Opinion
Argued March 6, 2000.
April 20, 2000.
In an action to annul a marriage, the defendant appeals, as limited by her brief, from so much of a judgment of the Supreme Court, Queens County (Satterfield, J.), dated December 24, 1998, as, after a nonjury trial, annulled the marriage.
Ballon Stoll Bader Nadler, P.C., New York, N.Y. (Richard Turyn of counsel), for appellant.
Cooper, Bamundo, Hecht Longworth, LLP, Brooklyn, N.Y. (Steven Bamundo and Ronald P. Labeck of counsel), for respondent.
GUY JAMES MANGANO, P.J., LAWRENCE J. BRACKEN, LEO F. McGINITY, DANIEL F. LUCIANO, JJ.
DECISION ORDER
ORDERED that the judgment is affirmed insofar as appealed from, with costs.

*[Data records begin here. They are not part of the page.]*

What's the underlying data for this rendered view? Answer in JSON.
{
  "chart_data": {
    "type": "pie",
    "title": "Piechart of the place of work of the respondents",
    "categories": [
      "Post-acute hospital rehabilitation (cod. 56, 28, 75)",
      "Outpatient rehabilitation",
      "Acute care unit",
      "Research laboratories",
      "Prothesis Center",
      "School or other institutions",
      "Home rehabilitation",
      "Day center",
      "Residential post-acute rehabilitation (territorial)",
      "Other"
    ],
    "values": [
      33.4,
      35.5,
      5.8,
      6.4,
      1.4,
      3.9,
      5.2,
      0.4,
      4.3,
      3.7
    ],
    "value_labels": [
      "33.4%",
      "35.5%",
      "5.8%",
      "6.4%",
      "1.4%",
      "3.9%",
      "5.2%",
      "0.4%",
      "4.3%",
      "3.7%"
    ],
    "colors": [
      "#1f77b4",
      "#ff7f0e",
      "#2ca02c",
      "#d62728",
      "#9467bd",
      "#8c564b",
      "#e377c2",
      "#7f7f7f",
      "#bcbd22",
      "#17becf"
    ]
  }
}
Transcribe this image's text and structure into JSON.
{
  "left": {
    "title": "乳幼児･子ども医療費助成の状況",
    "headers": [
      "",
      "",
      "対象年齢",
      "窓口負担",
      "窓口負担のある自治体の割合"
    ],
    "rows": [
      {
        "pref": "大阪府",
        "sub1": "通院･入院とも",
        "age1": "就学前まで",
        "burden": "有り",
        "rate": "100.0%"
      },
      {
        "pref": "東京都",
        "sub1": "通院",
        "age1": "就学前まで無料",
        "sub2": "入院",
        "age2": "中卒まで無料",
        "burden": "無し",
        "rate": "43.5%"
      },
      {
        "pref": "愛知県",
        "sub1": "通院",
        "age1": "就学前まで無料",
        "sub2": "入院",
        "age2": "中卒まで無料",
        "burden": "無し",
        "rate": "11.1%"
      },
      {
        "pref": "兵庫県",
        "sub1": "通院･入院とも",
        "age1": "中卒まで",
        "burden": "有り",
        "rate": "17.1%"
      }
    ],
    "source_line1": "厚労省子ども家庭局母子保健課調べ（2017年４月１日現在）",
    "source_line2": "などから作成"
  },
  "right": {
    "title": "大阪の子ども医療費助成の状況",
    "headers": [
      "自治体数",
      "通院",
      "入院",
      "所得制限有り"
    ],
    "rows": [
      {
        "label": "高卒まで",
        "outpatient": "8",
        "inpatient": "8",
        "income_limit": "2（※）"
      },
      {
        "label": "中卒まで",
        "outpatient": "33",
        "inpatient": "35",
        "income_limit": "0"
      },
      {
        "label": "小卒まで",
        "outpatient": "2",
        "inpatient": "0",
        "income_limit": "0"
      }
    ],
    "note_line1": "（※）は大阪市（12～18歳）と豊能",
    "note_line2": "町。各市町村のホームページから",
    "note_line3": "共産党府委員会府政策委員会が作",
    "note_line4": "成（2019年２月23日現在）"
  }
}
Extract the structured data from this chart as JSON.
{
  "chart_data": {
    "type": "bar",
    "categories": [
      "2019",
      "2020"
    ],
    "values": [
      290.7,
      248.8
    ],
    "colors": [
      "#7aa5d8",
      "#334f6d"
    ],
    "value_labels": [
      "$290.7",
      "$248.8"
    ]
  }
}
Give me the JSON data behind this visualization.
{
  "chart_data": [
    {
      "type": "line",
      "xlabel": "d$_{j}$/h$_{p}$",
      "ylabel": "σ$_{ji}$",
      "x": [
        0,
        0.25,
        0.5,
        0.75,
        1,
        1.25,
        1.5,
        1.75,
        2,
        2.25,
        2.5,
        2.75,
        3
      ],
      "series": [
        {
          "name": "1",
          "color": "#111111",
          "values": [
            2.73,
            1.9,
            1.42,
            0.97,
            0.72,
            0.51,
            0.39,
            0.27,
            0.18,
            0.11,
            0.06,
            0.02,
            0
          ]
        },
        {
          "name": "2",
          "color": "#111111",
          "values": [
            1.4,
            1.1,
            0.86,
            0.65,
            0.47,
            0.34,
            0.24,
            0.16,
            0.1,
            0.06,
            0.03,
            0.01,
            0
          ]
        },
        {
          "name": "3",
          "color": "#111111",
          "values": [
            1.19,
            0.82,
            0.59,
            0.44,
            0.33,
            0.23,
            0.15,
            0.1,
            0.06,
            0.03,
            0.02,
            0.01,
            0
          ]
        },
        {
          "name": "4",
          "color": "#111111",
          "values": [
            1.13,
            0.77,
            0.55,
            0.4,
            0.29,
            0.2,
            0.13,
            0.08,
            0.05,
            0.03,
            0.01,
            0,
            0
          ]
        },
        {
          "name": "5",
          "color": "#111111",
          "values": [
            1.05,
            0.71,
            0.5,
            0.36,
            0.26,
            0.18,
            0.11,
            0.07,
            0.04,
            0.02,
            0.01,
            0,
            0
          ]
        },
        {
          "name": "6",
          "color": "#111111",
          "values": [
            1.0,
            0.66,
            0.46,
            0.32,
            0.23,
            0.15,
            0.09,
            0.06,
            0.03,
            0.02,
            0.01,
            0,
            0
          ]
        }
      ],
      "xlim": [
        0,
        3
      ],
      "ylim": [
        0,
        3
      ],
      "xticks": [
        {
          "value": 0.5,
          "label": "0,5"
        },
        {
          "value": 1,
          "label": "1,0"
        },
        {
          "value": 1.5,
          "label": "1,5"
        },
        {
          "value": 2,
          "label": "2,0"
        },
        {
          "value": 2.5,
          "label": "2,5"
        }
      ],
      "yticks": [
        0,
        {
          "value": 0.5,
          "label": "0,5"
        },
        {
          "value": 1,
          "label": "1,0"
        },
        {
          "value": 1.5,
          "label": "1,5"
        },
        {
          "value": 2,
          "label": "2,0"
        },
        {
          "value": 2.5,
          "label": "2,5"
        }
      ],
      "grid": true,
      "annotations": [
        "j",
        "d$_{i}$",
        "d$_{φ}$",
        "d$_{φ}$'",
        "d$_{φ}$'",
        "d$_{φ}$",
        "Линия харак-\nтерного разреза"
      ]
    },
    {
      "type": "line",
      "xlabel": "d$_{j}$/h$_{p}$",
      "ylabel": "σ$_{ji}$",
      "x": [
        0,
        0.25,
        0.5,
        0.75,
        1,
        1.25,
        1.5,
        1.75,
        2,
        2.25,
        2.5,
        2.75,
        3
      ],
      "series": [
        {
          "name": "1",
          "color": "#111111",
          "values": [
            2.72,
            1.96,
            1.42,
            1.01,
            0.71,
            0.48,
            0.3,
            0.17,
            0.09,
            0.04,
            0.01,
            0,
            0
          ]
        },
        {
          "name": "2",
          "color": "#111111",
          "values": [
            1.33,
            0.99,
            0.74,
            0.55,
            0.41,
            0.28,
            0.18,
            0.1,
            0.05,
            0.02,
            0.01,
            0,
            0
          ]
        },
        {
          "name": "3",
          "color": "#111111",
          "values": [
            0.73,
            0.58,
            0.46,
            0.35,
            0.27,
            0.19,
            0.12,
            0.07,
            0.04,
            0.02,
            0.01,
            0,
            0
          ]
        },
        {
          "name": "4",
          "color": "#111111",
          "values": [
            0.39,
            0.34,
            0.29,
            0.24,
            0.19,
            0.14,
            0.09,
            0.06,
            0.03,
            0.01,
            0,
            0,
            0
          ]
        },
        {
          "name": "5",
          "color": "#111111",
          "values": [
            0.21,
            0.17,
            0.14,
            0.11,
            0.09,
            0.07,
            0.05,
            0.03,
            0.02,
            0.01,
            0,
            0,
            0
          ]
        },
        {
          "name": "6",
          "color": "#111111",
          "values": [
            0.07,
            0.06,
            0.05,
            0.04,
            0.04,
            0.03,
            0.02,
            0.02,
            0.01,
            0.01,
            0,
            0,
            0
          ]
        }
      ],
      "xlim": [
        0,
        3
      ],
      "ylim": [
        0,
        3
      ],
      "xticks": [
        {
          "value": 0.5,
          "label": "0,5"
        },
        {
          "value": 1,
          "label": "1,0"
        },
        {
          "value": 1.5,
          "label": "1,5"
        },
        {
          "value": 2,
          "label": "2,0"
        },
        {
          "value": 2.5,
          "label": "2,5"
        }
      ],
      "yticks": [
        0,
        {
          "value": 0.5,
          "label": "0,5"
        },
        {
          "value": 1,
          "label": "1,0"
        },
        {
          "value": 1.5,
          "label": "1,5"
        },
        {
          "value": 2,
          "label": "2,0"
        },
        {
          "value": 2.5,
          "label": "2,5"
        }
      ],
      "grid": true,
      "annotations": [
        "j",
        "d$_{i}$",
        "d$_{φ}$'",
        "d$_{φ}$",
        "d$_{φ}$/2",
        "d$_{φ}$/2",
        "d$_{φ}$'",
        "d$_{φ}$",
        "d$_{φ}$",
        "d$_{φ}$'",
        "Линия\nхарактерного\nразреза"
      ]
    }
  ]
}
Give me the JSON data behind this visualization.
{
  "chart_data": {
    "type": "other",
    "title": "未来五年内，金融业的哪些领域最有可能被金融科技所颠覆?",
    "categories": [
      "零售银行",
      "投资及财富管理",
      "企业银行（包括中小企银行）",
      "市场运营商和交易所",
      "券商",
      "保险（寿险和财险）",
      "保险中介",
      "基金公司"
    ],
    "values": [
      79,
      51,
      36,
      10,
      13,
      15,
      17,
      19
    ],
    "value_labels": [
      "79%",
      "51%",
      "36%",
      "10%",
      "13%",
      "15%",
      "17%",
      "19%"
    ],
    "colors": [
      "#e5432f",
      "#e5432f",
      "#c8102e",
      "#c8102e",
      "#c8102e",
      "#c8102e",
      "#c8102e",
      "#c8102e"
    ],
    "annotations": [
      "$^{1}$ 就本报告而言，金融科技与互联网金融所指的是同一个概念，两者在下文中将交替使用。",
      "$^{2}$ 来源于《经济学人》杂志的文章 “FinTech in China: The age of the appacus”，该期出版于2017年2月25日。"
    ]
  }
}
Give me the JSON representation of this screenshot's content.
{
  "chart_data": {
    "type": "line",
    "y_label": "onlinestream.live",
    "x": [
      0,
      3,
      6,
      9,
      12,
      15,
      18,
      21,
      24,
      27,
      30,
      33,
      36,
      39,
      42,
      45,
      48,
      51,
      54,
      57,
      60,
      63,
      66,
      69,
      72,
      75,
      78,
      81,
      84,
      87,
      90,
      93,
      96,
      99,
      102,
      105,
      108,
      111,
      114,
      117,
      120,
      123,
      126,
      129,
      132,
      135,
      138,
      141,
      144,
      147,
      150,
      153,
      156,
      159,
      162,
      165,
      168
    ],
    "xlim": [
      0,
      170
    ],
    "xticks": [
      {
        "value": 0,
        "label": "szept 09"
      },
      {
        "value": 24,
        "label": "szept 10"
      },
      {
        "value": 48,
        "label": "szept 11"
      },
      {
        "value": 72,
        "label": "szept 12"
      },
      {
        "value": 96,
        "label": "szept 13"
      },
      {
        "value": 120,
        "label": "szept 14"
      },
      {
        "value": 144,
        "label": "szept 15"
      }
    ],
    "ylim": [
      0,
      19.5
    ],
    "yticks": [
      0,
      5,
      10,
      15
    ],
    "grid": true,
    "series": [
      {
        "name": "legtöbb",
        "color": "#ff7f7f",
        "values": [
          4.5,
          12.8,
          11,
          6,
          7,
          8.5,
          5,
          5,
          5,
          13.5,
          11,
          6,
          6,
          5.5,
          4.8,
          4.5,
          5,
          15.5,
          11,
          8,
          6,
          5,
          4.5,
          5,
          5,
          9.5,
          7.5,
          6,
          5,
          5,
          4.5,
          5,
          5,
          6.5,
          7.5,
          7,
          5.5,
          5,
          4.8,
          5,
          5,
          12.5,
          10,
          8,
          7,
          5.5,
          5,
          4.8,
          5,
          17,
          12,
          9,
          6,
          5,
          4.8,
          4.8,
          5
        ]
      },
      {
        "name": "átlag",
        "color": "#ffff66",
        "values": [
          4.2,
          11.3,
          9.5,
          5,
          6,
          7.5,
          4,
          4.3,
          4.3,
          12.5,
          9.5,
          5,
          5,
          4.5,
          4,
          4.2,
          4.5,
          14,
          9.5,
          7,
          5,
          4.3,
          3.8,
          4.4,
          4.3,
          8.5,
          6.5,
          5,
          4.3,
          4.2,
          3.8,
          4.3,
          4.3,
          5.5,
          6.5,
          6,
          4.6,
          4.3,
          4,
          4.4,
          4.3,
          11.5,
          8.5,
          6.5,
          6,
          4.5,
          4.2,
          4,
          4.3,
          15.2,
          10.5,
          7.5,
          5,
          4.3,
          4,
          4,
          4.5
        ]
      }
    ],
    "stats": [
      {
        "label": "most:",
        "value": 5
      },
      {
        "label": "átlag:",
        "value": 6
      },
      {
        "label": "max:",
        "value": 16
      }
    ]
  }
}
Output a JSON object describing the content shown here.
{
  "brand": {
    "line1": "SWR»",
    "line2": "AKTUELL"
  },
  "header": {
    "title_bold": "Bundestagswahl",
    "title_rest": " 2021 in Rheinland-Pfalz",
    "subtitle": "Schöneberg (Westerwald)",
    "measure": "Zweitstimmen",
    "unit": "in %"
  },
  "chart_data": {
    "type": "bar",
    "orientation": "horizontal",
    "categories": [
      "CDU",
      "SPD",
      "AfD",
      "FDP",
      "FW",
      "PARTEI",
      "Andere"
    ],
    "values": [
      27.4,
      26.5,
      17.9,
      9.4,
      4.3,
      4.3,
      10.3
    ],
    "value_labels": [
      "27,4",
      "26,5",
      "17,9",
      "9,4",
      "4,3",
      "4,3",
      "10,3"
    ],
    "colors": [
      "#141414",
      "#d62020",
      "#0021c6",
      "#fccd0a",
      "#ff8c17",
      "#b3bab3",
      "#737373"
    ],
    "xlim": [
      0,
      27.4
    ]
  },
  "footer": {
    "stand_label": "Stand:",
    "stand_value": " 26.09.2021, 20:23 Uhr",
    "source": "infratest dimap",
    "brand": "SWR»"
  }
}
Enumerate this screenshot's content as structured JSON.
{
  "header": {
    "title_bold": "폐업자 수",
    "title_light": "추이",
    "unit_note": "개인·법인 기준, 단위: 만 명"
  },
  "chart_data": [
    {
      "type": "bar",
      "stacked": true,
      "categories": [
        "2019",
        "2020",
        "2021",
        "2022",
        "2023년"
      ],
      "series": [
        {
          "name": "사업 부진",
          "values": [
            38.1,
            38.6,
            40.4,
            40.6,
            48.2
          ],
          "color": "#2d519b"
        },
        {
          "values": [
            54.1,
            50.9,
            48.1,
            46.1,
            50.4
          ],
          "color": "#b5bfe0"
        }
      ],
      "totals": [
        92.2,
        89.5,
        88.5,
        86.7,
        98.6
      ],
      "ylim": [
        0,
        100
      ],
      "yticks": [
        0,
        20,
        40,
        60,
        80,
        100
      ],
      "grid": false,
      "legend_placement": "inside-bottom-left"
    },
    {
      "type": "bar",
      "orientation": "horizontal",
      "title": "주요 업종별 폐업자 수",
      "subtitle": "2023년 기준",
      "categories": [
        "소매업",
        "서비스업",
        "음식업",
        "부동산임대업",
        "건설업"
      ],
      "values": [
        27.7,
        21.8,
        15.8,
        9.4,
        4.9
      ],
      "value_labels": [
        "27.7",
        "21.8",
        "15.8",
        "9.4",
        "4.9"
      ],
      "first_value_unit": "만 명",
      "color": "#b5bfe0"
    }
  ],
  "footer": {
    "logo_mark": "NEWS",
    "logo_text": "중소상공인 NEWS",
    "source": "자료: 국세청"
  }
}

The plaintiff commenced this action to annul his marriage to the defendant alleging, inter alia, that the defendant fraudulently misrepresented her prior marital status and her age, and concealed the fact that she had a 17-year-old child. Domestic Relations Law § 7[4] provides that a marriage is void if consent to such marriage was procured by fraud. The fraud must be material to the marriage (see, Sophia v. Von Linde, 22 A.D.2d 34, affd 16 N.Y.2d 785 ). Fraud is material where it is proven that the plaintiff relied on premarital representations and, had such representations not been made, he or she would not have consented to the marriage (see,Brazil v. Brazil, 235 A.D.2d 611 ). The fraud must be of a nature that a reasonably prudent person would be deceived (see, Brazil v. Brazil, supra).
The evidence at trial demonstrated that the fraudulent representations made by the defendant were material and that the plaintiff would not have consented to the marriage had the representations not been made (see, Brazil v. Brazil, supra). Therefore, the court did not err in granting the annulment.
The defendant's remaining contentions are without merit.